Nicht, dass das Drehbuch da eine große Hilfe wäre: Nachdem mehr als 50% des Films allein auf die Exposition verschleudert, folgt eine Hatz durch den Zukunftsdschungel in der Innenstadt, bei der die Time-Safari-Angestellten natürlich dezimiert werden, aber stets gewaltfrei offscreen und quasi immer einer pro angreifender Spezies. Beim munter klischeehaften Figureninventar aus dem jungen schwarzen Techniker, dem freundlichen älteren Mediziner, dem unsympathischen Regierungskontroletti und der jungen Mitarbeiterin, deren Vater Travis einst versprach, dass er sie stets beschützen würde (ein Handlungsstrang, der nie wieder im Film aufgenommen wird), ist nicht die Frage, wer abkratzt, sondern höchstens wann und noch dazu ist ja Wiederbelebung von allen beim Happy End angesagt. Travis und vielleicht noch die von Time Safari gefeuerte, weil mit Bedenken und Gewissen geschlagene Wissenschaftlerin Sonia Rand (Catherine McCormack) rennen dagegen als Hauptdarstellerduo mit jederzeit spürbarer Sicherheit, dass sie als letzte übrig bleiben, durch den Film und das ist natürlich entsprechend öde.

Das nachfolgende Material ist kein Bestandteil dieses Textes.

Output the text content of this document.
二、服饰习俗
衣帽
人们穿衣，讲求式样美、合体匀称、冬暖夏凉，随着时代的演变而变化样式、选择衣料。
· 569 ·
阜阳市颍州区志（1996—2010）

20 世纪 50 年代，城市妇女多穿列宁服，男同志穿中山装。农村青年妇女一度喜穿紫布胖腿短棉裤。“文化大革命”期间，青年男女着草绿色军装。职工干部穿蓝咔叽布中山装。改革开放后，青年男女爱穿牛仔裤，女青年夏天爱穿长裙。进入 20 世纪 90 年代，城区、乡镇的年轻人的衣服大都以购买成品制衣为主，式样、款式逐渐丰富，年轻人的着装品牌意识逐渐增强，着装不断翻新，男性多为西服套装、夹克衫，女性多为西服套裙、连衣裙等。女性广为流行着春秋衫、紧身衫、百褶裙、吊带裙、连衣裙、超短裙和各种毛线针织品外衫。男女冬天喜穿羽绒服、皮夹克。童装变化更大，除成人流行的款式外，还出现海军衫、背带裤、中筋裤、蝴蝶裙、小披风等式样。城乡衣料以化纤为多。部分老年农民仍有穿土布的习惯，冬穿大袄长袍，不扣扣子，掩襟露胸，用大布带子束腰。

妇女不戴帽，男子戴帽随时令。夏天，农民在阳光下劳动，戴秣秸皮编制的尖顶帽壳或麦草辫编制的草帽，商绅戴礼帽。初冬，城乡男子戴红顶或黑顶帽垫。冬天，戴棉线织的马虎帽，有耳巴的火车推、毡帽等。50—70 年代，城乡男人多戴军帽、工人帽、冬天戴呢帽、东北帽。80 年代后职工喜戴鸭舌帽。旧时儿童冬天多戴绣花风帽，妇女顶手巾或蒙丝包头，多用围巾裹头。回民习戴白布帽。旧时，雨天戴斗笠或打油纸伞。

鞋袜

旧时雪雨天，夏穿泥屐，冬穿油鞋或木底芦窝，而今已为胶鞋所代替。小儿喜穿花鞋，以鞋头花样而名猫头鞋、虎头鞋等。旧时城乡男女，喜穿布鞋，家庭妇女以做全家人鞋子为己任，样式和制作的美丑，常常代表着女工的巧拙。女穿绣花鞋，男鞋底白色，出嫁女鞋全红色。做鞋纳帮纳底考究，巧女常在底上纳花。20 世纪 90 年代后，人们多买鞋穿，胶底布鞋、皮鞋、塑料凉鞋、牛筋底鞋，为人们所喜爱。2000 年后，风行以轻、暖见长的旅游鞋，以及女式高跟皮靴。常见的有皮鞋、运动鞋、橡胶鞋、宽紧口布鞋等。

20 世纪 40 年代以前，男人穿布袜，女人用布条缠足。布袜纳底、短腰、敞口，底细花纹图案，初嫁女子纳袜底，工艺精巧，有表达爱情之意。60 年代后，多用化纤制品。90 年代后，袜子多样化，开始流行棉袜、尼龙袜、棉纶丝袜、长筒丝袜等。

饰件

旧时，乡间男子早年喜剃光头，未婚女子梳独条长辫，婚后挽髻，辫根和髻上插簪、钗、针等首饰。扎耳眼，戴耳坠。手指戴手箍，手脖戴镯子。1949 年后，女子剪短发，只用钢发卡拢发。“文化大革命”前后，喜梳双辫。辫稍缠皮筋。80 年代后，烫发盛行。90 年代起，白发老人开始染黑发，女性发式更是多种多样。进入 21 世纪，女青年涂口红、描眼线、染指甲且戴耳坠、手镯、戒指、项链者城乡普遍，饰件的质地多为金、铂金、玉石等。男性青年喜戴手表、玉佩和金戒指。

Es ist unklar wie viel fertiges Material vorlag, aus welchen Resten man den fertigen Film zusammenstückelte und ob manche Lücke in der Geschichte nicht den Produktionsumständen geschuldet ist. Die vielleicht undankbarste Aufgabe hatte wohl Regisseur Peter Hyams, der als Action-Altmeister den gefeuerten Genrekollegen Renny Harlin ersetzte und aus dem dürftigen Ausgangsmaterial sowas wie einen Film stricken sollte. Ein, zwei ansatzweise spannende Momente kann er trotz grauenhafter FX und großzügigem Ideenklau bei anderen Filmen (der Angriff der Pavian-Echsen im Supermarkt riecht zehn Meilen gegen den Wind nach der „Jurassic Park“-Küchenszene) tatsächlich hinbekommen, etwa wenn ein mit Wasser volllaufender und von einer Seeschlange belagerter U-Bahn-Wagon zur Todesfalle zu werden droht, aber die stehen allein auf weiter Flur.
Edward Burns fing mal als hoffnungsvoller Independent-Regisseur und -Schauspieler an, wurde danach aber meist in mauen Großproduktionen wie dieser verheizt und der Unmut steht ihm regelrecht ins Gesicht geschrieben. Catherine McCormack, Jemima Rooper, David Oyelowo, Wilfried Hochholdinger und August Zirner schlafwandeln in den größten Nebenrollen ähnlich lustlos durch den Film und Ben Kingsley war wohl nur wenige Tage am Set, wenn auf seine Screentime schaut und gibt dem Overacting-Affen Zucker. Es war eh gerade jene Phase seiner Karriere, in der er lieber schnelle Gehaltsschecks als anspruchsvolle Rollen annahm.

Ein Effektspektakel ohne vernünftige oder auch nur richtig fertiggestellte Effekte, das ist schon eine Bauchlandung mit eingezogenem Fahrwerk. Wenn das Ganze dann allerdings noch mit einem lustlos zusammengekritzelten, durch und durch holprigen Drehbuch so wie mauen Darstellerleistungen veredelt wird, dann ist der Super-GAU nahe. „A Sound of Thunder“ ist allenfalls etwas für Peter-Hyams-Komplettisten und jene, die das Ergebnis eine Produktionsfiaskos mal mit eigenen Augen sehen wollen. Der Rest der Welt sei gewarnt.